To evaluate current evidence regarding the effect of mindfulness-based therapy (MBT) on symptoms of anxiety and depression in patients with cancer

Search Strategy:

  • Databases used in the search were EMBASE, PubMed, PsycINFO, Web of Science, Scopus, and Cochrane Collaboration.
  • Search keywords were mindfulness, MBT, MBSR, and cancer.
  • Inclusion criteria were English-language studies reporting on adult patients with a current or former diagnosis of cancer who were receiving MBT or mindfulness-based stress reduction (MBSR) as an intervention. Studies included pre- and postintervention valid continuous measures of anxiety or depression symptoms.
  • Exclusion criteria were unspecified.

Literature Evaluated:

  • The study included 670 references.
  • Authors used the Jadad scale to evaluate and comment on the literature.

Sample Characteristics:

  • A final number of 22 studies were included in the review.   
  • Sample range across studies was 1,409 participants, with a range of 12–287.
  • Mean participant age was 55 years.
  • Women with breast cancer represented 86% of the sample.

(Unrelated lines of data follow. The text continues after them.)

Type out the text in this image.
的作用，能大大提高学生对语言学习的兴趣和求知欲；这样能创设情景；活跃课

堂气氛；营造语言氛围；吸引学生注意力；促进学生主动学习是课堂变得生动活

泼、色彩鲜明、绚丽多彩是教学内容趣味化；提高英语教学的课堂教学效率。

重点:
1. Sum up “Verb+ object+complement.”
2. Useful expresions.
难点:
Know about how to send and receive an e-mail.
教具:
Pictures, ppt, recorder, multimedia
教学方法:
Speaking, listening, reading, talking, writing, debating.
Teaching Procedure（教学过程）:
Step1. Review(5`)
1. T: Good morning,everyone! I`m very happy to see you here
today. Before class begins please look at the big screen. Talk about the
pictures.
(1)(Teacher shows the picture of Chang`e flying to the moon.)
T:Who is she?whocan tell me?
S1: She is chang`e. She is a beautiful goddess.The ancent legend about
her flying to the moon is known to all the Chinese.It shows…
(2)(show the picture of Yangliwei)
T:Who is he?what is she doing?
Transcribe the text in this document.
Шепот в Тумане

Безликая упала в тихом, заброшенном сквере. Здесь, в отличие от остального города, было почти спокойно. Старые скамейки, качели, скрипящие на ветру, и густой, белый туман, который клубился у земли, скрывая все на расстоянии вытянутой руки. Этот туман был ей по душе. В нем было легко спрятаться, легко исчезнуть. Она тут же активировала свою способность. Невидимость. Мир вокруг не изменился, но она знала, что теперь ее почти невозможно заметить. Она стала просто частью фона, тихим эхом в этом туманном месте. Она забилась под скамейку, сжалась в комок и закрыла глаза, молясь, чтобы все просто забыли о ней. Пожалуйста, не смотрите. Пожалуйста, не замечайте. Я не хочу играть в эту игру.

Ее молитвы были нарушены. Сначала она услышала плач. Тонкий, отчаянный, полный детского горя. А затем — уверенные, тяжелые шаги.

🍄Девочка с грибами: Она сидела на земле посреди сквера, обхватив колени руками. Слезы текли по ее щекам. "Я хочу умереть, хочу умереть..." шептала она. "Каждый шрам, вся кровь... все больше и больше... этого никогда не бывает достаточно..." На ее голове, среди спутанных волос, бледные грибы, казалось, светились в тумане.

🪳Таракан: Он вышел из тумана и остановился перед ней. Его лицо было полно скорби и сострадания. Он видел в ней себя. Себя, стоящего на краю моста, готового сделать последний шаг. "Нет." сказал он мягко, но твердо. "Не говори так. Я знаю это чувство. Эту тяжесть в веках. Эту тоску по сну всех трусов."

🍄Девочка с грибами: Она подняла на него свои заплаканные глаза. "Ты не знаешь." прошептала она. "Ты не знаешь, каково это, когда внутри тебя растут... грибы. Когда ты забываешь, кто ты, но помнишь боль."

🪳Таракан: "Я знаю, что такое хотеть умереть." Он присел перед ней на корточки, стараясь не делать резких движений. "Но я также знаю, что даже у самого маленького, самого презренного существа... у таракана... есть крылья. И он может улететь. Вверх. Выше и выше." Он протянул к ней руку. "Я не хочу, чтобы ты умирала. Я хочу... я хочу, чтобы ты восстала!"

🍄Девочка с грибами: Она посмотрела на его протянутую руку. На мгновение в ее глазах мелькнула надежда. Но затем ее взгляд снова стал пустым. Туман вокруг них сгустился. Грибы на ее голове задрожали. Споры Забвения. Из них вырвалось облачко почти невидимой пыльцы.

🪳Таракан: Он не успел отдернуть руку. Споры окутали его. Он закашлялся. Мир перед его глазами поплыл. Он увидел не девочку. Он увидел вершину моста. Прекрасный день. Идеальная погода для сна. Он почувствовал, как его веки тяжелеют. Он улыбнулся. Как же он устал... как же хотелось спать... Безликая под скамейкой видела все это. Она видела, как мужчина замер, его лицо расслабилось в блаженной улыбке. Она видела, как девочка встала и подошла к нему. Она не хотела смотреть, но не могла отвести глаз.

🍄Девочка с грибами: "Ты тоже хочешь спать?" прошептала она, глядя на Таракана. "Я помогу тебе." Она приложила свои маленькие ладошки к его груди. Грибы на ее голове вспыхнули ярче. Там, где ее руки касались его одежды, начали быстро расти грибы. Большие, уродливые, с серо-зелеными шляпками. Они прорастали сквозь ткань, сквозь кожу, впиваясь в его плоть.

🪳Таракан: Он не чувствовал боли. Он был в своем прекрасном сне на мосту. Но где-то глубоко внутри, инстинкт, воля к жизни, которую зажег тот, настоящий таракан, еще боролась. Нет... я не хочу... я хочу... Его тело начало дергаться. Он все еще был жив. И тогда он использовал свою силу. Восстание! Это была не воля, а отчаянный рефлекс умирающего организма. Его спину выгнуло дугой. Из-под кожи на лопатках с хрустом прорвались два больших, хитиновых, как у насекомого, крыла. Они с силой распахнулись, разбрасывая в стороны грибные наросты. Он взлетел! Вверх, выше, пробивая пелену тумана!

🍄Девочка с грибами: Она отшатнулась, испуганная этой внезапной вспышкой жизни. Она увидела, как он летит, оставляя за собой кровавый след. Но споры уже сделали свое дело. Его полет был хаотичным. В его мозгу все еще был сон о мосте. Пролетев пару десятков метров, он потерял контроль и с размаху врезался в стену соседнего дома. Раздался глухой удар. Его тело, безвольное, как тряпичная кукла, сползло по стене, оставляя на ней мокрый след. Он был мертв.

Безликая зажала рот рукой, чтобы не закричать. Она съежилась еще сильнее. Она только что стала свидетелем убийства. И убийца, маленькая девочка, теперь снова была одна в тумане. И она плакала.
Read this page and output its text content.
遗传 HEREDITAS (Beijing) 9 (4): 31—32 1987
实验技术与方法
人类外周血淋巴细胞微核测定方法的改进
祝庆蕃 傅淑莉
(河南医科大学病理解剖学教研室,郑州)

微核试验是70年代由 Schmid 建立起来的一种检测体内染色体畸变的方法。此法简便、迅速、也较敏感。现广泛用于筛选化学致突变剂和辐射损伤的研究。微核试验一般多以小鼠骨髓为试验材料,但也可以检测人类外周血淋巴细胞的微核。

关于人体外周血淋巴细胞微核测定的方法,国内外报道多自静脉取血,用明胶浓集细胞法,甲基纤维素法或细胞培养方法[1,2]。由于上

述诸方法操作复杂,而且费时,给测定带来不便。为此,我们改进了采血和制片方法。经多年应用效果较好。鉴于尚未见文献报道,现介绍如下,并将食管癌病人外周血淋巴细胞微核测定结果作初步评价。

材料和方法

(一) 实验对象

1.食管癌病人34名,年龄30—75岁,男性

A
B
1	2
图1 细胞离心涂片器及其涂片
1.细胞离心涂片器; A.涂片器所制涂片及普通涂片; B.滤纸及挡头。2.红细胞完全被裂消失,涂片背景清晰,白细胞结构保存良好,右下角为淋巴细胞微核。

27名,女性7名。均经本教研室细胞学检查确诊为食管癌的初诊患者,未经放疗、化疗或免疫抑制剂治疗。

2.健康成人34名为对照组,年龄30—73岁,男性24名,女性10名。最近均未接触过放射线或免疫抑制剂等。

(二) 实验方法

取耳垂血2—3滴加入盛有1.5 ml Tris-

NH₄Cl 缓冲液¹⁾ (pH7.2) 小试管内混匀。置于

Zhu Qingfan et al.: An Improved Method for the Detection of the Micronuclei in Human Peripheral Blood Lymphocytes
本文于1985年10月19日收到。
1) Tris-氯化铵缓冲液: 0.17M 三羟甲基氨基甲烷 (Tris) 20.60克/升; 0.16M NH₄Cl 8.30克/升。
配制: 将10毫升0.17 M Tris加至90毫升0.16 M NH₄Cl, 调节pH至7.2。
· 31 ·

Phase of Care and Clinical Applications:

Multiple phases of care

Results:

Among nonrandomized studies, overall effect size for anxiety was 0.60 (Hedges’s g, p < 0.001) and 0.42 (p < 0.001) for depression. Among randomized controlled trials, effect size for anxiety was 0.37 and 0.44 (p < 0.001) for depression. Most studies used the Profile of Mood States scale or the State-Trait Anxiety Inventory. The range of Jadad quality scores was 0–4, with only six studies having scores greater than 2. This score indicates low quality. Heterogeneity among studies was moderate.

Conclusions:

Findings demonstrate a low to moderately significant effect of MBT in reducing anxiety and symptoms of depression among patients with cancer. Heterogeneity among studies suggests that findings be viewed with caution.

Limitations:

  • Most participants were women with breast cancer. Findings may not be generalizable to males and to other diseases.
  • The quality of many of the assessed studies was low. 
  • Most studies did not include patients with clinically significant levels of anxiety or depression at baseline.
  • Studies were done at various phases in the cancer trajectory, so how the phase of care may have influenced findings is unclear. 
  • In general, anxiety and depression symptoms improve over time with no intervention. The research did not consider this fact.

Nursing Implications:

MBT may benefit patients with cancer by reducing anxiety and symptoms of depression. The use of MBT appears to be feasible in cancer care. The low quality of studies in this analysis points to the need for well-designed research on the effects of MBT.